A Galvanic Anode, also known as a sacrificial anode is a component of the cathodic protection system that prevents corrosion to equipment working under corrosive environments. Galvanic anodes are made up of metals or metal alloys which are more actively charged than the metal equipment that needs to be protected. This metal equipment that needs to be protected is turned into a galvanic cathode. The potential difference between the cathode and anode, i.e., between the two metals leads to corrosion of the metal that is more actively charged and thus, galvanic anode sacrifices itself to protect the equipment kept on galvanic cathode side.
Petropedia explains Galvanic Anode
Galvanic cathodic protection (CP) controls the corrosion of a metal by using a galvanic anode as a sacrificial metal in an electrochemical cell. This is achieved by placing the metal to be protected in contact with another, more easily corroded metal to act as the anode of the electrochemical cell.

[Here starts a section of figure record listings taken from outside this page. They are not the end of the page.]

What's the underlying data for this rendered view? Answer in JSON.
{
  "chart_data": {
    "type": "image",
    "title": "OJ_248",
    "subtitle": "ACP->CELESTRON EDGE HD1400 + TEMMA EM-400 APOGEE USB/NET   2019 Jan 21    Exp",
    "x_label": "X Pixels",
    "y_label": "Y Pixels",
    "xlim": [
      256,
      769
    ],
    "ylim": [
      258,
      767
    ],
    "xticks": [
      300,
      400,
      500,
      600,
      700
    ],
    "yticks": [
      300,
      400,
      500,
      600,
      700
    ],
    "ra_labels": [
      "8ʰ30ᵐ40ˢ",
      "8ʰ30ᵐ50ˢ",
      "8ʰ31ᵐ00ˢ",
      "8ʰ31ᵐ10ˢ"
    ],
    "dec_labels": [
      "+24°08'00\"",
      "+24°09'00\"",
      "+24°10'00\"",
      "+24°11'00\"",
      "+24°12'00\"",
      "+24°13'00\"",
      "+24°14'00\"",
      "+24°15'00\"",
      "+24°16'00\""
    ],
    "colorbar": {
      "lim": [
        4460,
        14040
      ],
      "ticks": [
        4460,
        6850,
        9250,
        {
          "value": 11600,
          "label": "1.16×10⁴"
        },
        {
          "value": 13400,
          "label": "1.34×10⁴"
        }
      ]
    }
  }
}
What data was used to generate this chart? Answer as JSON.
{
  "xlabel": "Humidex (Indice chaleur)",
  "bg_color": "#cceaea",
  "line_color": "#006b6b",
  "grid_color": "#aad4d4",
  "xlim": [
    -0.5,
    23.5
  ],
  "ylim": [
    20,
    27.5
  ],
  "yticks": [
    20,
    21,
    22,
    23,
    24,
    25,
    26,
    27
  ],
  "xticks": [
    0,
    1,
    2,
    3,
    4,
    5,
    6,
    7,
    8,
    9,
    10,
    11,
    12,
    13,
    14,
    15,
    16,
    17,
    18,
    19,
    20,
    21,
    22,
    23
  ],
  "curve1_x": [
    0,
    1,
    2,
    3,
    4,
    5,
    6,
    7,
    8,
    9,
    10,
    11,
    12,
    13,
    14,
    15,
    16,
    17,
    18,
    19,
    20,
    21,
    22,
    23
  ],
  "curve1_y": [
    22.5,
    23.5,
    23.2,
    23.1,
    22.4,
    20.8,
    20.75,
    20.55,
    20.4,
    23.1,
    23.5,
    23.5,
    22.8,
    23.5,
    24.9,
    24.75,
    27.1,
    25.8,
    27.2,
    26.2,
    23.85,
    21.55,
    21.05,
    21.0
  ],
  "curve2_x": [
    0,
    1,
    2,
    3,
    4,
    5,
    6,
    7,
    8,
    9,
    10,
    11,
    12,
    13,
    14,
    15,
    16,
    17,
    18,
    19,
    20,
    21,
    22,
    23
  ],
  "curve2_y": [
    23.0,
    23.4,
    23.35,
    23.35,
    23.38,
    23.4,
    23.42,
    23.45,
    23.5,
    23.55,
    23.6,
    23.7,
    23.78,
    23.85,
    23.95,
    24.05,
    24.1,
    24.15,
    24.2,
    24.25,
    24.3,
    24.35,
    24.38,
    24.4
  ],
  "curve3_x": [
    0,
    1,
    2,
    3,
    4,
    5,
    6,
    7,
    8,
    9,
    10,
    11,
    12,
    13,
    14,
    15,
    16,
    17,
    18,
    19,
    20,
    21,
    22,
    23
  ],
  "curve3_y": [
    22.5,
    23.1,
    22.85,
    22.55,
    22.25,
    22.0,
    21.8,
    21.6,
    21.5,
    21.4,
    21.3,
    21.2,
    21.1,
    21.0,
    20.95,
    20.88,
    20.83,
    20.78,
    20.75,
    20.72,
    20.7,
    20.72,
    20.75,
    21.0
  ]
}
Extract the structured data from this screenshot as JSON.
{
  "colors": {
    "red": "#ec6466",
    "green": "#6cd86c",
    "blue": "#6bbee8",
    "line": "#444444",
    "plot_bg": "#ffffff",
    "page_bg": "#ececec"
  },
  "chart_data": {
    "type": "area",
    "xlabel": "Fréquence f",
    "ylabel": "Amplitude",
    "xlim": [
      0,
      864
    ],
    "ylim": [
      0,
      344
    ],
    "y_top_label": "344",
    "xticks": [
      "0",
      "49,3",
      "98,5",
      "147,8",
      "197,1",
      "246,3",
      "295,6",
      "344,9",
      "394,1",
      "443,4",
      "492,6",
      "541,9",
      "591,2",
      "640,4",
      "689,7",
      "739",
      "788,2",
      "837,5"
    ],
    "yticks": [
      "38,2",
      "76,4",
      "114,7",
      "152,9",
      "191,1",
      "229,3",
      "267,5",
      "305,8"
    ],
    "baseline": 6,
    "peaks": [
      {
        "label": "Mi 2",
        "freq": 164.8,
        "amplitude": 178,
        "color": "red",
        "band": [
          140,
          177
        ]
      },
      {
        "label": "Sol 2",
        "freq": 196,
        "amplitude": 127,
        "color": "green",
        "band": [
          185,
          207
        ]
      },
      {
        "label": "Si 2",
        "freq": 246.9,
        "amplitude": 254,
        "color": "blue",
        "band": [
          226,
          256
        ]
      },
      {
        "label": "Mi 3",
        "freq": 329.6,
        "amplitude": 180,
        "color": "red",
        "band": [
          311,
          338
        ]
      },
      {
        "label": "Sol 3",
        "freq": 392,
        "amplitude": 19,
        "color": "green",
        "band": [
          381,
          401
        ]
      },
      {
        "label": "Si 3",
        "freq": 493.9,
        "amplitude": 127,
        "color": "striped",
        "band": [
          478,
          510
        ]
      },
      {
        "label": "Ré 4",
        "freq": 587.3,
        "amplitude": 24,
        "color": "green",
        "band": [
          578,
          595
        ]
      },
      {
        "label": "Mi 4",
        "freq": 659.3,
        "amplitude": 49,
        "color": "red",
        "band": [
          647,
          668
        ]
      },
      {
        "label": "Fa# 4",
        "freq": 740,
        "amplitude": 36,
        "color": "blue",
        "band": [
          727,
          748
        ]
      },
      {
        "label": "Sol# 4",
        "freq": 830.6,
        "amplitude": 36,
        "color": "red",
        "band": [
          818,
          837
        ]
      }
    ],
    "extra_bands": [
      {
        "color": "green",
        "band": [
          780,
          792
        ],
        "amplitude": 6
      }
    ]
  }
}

A galvanic cathodic protection system is commonly used in:
- Steel pipelines and storage tanks
- Ship hulls
- Offshore oil platforms and onshore oil well casings
- Metal reinforcement bars in concrete
- Galvanized steel
Galvanic or sacrificial anodes are made in various shapes using alloys of zinc, magnesium and aluminium. The following are some of the advantages of using sacrificial anodes:
- Can be used where there is no power
- Lower initial cost
- Less supervision required
- Comparatively simple installation and additional anodes can easily be added if the initial installation proves to be inadequate.